In 2009 the US-lead drone attacks on the tribal areas bordering Pakistan and in the province of Swat, that were said to be aimed at driving out Taliban cells, killed and terrorised thousands of civilians. Fleeing their destroyed villages, seventy thousand refugees from the tribal areas came to be contained in Camp Kachagari on the outskirts of Peshawar.
I had come to Pakistan to learn more about miniature painting. But in light of the events, I wanted to go to camps, to document through drawing, and do something in my capacity as an artist. I went round NCA asking for donations of paper and crayons. With the help of NCA's Director and the Human Rights Commission of Pakistan I went to Peshawar. On its outskirts was Camp Kachagari and 70, 000 refugees from the tribal villages bordering Afghanistan.

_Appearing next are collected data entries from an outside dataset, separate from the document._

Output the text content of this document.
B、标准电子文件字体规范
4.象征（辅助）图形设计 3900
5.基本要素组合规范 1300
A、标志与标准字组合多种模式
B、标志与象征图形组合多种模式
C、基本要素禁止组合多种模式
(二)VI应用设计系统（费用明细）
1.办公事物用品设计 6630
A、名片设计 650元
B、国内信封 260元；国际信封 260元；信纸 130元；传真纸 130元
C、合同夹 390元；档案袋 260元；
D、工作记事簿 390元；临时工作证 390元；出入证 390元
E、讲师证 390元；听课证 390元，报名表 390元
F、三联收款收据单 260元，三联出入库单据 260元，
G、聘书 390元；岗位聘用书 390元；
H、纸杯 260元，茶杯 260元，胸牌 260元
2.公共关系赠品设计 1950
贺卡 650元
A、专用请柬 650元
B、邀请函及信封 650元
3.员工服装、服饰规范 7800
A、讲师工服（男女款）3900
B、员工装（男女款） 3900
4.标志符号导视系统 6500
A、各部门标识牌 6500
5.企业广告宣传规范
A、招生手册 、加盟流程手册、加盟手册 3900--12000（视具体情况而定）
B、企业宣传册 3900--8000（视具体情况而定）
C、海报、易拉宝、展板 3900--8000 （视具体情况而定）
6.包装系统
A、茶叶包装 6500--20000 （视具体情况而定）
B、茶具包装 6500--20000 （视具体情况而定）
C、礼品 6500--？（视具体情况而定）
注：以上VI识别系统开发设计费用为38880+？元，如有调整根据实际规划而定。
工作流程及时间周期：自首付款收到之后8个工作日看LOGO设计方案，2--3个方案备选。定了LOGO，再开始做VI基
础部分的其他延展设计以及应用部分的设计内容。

Peshawar had green shady golf courses and public parks and so the refugee camp which looked like a desert, came as a shock. It was summer, and over fifty degrees. Used to the cooler mountain climates, the people from the mountains suffered with heat rashes and boils. It was a miserable, austere camp without enough water for bathing.

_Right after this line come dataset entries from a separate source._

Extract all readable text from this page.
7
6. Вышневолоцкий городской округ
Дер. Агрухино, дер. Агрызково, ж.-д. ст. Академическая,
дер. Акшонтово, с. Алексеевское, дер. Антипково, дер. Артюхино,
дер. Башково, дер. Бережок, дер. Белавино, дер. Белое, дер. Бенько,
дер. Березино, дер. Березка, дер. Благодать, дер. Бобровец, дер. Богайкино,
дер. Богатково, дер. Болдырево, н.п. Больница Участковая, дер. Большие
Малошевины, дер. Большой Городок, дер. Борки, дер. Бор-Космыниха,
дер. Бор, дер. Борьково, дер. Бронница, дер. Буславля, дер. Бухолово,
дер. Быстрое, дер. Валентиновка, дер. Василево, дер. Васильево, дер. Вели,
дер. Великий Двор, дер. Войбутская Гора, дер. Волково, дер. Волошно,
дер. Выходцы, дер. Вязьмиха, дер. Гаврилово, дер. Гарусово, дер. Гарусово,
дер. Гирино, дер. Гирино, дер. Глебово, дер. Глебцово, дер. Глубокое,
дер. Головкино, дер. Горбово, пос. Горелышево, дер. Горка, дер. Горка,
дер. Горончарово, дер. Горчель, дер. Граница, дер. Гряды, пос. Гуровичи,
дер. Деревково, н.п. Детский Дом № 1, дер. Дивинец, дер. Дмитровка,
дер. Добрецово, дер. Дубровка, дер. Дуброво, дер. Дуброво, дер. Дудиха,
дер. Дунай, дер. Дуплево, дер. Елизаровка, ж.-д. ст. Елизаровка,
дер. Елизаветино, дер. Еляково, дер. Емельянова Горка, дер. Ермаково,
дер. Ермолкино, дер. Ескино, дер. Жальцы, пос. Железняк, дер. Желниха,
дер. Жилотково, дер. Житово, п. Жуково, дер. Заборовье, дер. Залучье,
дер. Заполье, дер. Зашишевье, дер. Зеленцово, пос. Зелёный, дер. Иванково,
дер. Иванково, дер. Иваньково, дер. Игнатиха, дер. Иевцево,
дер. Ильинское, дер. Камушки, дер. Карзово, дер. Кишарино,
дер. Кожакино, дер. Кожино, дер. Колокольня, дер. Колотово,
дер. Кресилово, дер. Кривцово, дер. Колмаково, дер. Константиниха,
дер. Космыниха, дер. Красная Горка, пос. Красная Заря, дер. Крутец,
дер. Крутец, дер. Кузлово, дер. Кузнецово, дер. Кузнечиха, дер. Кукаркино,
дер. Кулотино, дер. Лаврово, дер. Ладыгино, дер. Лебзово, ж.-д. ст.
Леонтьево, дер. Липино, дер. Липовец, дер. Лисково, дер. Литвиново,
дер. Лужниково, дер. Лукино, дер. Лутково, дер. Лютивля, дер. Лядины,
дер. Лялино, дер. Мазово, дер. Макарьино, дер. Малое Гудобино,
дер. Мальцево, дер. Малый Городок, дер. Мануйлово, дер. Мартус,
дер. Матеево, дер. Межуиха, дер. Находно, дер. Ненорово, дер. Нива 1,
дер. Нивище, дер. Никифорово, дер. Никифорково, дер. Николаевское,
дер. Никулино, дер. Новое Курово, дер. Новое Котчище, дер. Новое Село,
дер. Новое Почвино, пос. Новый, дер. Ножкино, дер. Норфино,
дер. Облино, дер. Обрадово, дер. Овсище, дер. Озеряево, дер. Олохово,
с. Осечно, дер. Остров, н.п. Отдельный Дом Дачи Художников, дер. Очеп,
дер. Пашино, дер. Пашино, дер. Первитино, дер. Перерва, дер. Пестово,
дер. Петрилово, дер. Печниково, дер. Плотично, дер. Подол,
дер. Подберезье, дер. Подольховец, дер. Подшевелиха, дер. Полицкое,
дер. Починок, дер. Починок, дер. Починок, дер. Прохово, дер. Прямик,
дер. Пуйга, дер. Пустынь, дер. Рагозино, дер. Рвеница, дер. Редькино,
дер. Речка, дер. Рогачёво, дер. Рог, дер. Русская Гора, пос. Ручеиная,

I wondered why conditions were so poor. Aid was apparently pouring in but not here. I learned that unlike refugees from Swat, the tribal peoples received no assistance because in 1947 their ethnicity and disproportionate representation in the predominantly Punjabi-led government lead them to choose semi autonomy in governance. These small powers in their own villages however came at the cost of accessing state welfare and emergency assistance.
When the drones came, refugees from Swat received aid and billeting in villages across Khyber Pashtunistan but the people from the tribal areas were herded into places like Kachagari and abandoned.
Lost Swat scroll developed in the camp. I made drawings of the children as they worked with the materials I'd brought. Long after the grownups had fallen back into their tents the children kept on. It was fifty one degrees and the crayons were melting but it didn't matter. They drew airplanes and bombs falling, villages and drones, and wounded people, flowers, and beautiful patterns, rivers, birds, and trees.
After a few days my permit to the camp was cancelled. I was told it might be I was witnessing conditions officials would rather conceal.
I went to a village near Mardan where a friend and his family were billeting Swat refugees. We collaborated on the scroll that had begun in Kachagari. In one place a twelve year old boy wrote this poem:
Your hujras, the guest compounds, are empty.
The people of your village, they don't know where they are.
All your luggage, your belongings are on your head and shoulders.
All the elders who saw your village in the making are just sitting perplexed.
All of the children are crying.
Oh remember that spring, that canal bank?
Everything has lost its inhabitants.
Oh remember that midnight, that universe of stars.
Everything is quiet in our village.
Lost Swat scroll. Details. Collaborative writing, watercolour, paper.